Warum hinken? Damit wollte ich nur aufzeigen wie Sinnfrei es ist nur zwei von vier Seiten zu dämmen. Bzw. auch in wirtschaftlicher Hinsicht. Dann verlgeiche ich es mal mit einem Menschen. Was passiert, wenn sie einem Eskimo ne Pelzjacke und ne Pelzmütze anziehen, aber keine Hose u. Schuhe? Erfriert er oder nicht? :o} :o} Das Fenster ist das Gesicht!

Gruß Ronny



Teildämmung außen



Gegenfrage:
wer erfriert schneller, der Eskimo mit Pelzmütze und Jacke oder der, der ganz nackig ist?

Viele Grüße



Der kleine Entscheidente Teil der die Zukunft der ganzen Sippe sichert! :o}



In der Tat der Volnackedei! Doch was nutzt die Investition in eine Jacke und Mütze, wenn ich trozdem erfriere weil die Hose fehlt und die Energie über diese Teile entweicht.
Ist zwar medizinischer Unsinn, aber ich laß es trozdem mal so stehen.

Gruß Ronny



freilich hilft das!



Wenn ich mir die Physik anschaue, dann ist der Wärmeverlust gleich:

Fläche mal Temperaturdifferenz mal Leitwert (Dämmung)

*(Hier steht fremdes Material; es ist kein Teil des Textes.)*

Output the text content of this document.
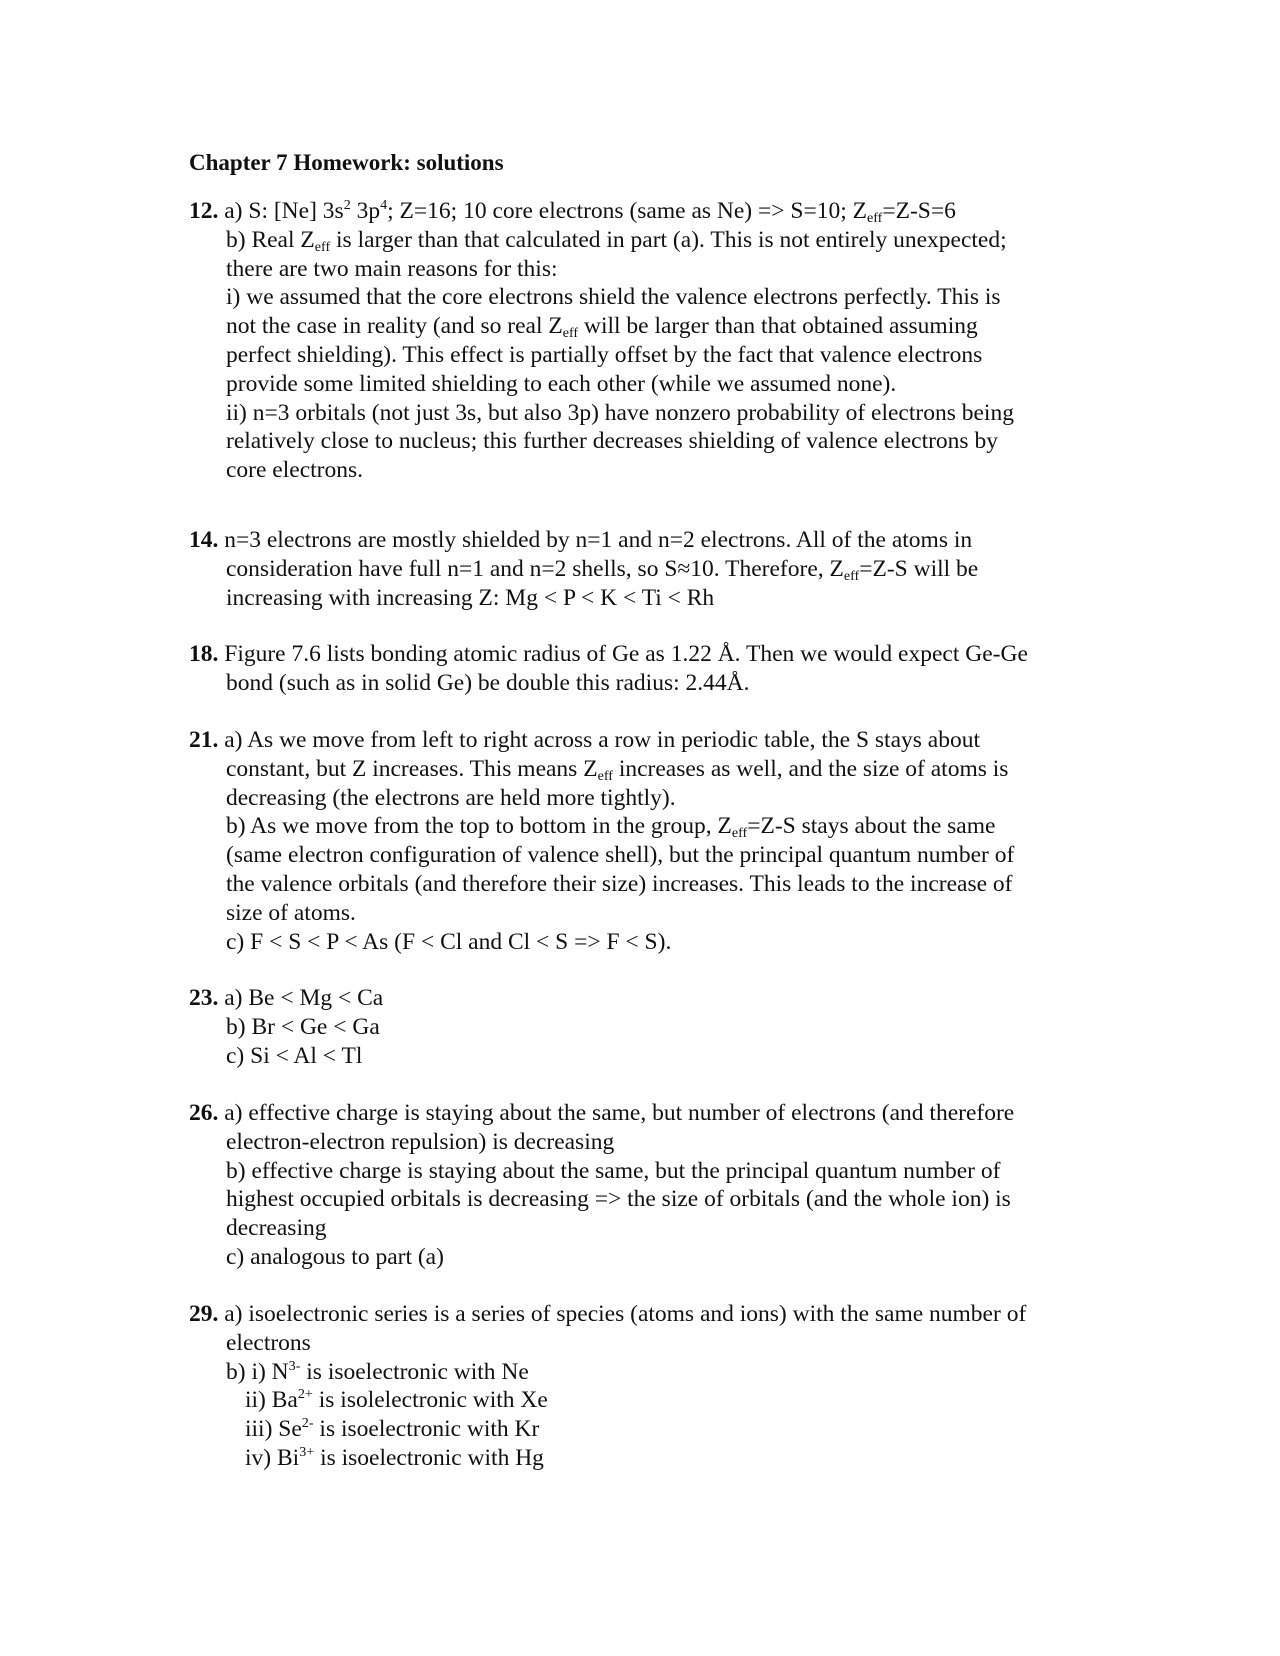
Chapter 7 Homework: solutions
12. a) S: [Ne] $3s^2$ $3p^4$; Z=16; 10 core electrons (same as Ne) => S=10; $Z_{eff}=Z-S=6$
b) Real $Z_{eff}$ is larger than that calculated in part (a). This is not entirely unexpected;
there are two main reasons for this:
i) we assumed that the core electrons shield the valence electrons perfectly. This is
not the case in reality (and so real $Z_{eff}$ will be larger than that obtained assuming
perfect shielding). This effect is partially offset by the fact that valence electrons
provide some limited shielding to each other (while we assumed none).
ii) n=3 orbitals (not just 3s, but also 3p) have nonzero probability of electrons being
relatively close to nucleus; this further decreases shielding of valence electrons by
core electrons.
14. n=3 electrons are mostly shielded by n=1 and n=2 electrons. All of the atoms in
consideration have full n=1 and n=2 shells, so S≈10. Therefore, $Z_{eff}=Z-S$ will be
increasing with increasing Z: Mg < P < K < Ti < Rh
18. Figure 7.6 lists bonding atomic radius of Ge as 1.22 Å. Then we would expect Ge-Ge
bond (such as in solid Ge) be double this radius: 2.44Å.
21. a) As we move from left to right across a row in periodic table, the S stays about
constant, but Z increases. This means $Z_{eff}$ increases as well, and the size of atoms is
decreasing (the electrons are held more tightly).
b) As we move from the top to bottom in the group, $Z_{eff}=Z-S$ stays about the same
(same electron configuration of valence shell), but the principal quantum number of
the valence orbitals (and therefore their size) increases. This leads to the increase of
size of atoms.
c) F < S < P < As (F < Cl and Cl < S => F < S).
23. a) Be < Mg < Ca
b) Br < Ge < Ga
c) Si < Al < Tl
26. a) effective charge is staying about the same, but number of electrons (and therefore
electron-electron repulsion) is decreasing
b) effective charge is staying about the same, but the principal quantum number of
highest occupied orbitals is decreasing => the size of orbitals (and the whole ion) is
decreasing
c) analogous to part (a)
29. a) isoelectronic series is a series of species (atoms and ions) with the same number of
electrons
b) i) $N^{3-}$ is isoelectronic with Ne
ii) $Ba^{2+}$ is isolelectronic with Xe
iii) $Se^{2-}$ is isoelectronic with Kr
iv) $Bi^{3+}$ is isoelectronic with Hg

Habe ich also die Hälfte der Fläche (perfekt) gedämmt, ist der Wärmeverlust auch halbiert.

Also hilft jeder qm Dämmung, am meisten hilft natürlich alles dämmen, aber das muss nicht!

Zu den Kondensproblemen: Ja, an den ungedämmten Wänden kann mehr Wasser kondensieren (nämlich auch das, das vorher an den anderen Wänden kondensierte).

Man kann sich das auch mal durchrechnen lassen, manche Experten hier können das, ansonsten CASANOVA (gibt's als download umsonst).

Gruss
stt



also...



jetzt werd ich auch nicht ganz schlau aus den Vergleichen; kommt das, weil ich auch Atheist bin?

Tatsächlich haben wir sowas auch schon für die Fensterlosen Nordwand überlegt.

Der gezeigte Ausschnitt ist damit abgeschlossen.